Last Updated on 2020-12-07 by Clay
Introduction
word-cloud is a very famous word in natural language processing domain. At first I thought it was just to calculate the frequency of the vocabulary and display the high-frequency words large.
But not only that, the shapes and the styles of characters are all learned not as simple as I thought.
I am a person who likes new things, so I came to study the wordcloud module in Python today and record my experience here.
wordcloud example
For the first use, we need to install with the following instructions:
pip3 install wordcloud
Then, we need to have the text before we can start "counting word frequency". The text I selected here is a number of articles on the teaching of "Word Vector" that I have saved before. In order to test the effect of the word cloud, I selected ten of them and combined them, and then segmented them.

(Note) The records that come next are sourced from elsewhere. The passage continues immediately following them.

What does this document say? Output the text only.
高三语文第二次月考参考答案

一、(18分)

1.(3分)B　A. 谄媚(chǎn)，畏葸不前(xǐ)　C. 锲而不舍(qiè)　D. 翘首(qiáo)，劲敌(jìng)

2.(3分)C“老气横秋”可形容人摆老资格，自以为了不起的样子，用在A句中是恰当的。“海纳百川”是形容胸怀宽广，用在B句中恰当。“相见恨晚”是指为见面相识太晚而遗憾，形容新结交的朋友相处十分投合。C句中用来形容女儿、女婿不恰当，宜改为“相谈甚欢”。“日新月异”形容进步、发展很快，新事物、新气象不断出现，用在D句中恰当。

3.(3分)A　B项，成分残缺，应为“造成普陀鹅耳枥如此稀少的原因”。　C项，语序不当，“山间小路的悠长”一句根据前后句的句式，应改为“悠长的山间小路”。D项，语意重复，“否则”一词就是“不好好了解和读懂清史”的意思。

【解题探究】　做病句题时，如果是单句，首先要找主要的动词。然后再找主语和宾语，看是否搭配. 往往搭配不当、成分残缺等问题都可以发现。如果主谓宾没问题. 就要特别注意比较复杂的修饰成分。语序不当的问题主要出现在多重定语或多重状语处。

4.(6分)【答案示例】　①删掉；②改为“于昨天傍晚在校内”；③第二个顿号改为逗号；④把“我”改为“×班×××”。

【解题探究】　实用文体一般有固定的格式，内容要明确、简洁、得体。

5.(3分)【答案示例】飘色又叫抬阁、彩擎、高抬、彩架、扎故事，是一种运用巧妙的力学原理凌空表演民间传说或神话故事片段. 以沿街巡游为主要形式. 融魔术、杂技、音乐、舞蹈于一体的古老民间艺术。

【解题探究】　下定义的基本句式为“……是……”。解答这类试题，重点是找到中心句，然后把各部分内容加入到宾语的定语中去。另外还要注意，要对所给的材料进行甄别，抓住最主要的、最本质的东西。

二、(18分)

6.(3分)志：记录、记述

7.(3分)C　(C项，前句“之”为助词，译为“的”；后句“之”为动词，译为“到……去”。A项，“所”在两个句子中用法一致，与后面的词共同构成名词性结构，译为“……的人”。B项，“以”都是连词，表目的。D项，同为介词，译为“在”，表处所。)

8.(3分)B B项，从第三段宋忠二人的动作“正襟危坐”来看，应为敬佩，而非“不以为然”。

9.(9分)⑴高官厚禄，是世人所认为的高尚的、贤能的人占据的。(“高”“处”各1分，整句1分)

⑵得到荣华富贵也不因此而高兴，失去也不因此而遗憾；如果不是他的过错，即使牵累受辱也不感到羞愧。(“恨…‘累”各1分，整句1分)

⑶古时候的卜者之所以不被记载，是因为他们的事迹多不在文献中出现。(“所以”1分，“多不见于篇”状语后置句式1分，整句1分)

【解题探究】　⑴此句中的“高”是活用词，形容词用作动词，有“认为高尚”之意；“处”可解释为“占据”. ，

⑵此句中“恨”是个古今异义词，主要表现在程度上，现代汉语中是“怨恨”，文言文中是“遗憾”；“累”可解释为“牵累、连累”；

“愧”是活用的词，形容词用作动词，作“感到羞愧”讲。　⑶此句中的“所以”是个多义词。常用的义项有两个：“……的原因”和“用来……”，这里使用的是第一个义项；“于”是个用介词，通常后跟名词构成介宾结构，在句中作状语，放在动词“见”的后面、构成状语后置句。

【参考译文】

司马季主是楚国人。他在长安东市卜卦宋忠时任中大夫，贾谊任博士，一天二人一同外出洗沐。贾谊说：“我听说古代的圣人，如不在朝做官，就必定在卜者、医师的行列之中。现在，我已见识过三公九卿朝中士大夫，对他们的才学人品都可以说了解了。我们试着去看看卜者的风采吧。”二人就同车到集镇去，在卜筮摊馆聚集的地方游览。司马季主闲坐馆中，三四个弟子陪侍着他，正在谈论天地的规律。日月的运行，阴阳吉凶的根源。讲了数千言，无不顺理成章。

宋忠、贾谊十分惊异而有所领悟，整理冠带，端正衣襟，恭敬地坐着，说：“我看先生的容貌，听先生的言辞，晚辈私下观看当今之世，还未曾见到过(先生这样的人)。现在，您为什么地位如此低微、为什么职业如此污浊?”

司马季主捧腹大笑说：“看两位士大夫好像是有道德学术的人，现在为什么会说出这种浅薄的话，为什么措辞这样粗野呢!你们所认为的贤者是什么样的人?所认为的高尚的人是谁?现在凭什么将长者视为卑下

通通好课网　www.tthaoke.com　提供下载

Since it is an English corpus, the word segmentation tool I choose is NLTK. If you are interested, maybe you can refer to what I wrote before: NLTK Tutorial —— A Python package
The following is a simple sample code:
# -*- coding: utf-8 -*-
import nltk
from wordcloud import WordCloud
text = open('data.txt', 'r', encoding='utf-8').read()
text = ' '.join(nltk.word_tokenize(text))
cloud = WordCloud().generate(text)
cloud.to_file('output.png')
Output:
You can use generate()
function to count the words and make a word cloud, and use to_file()
function to save it to picture.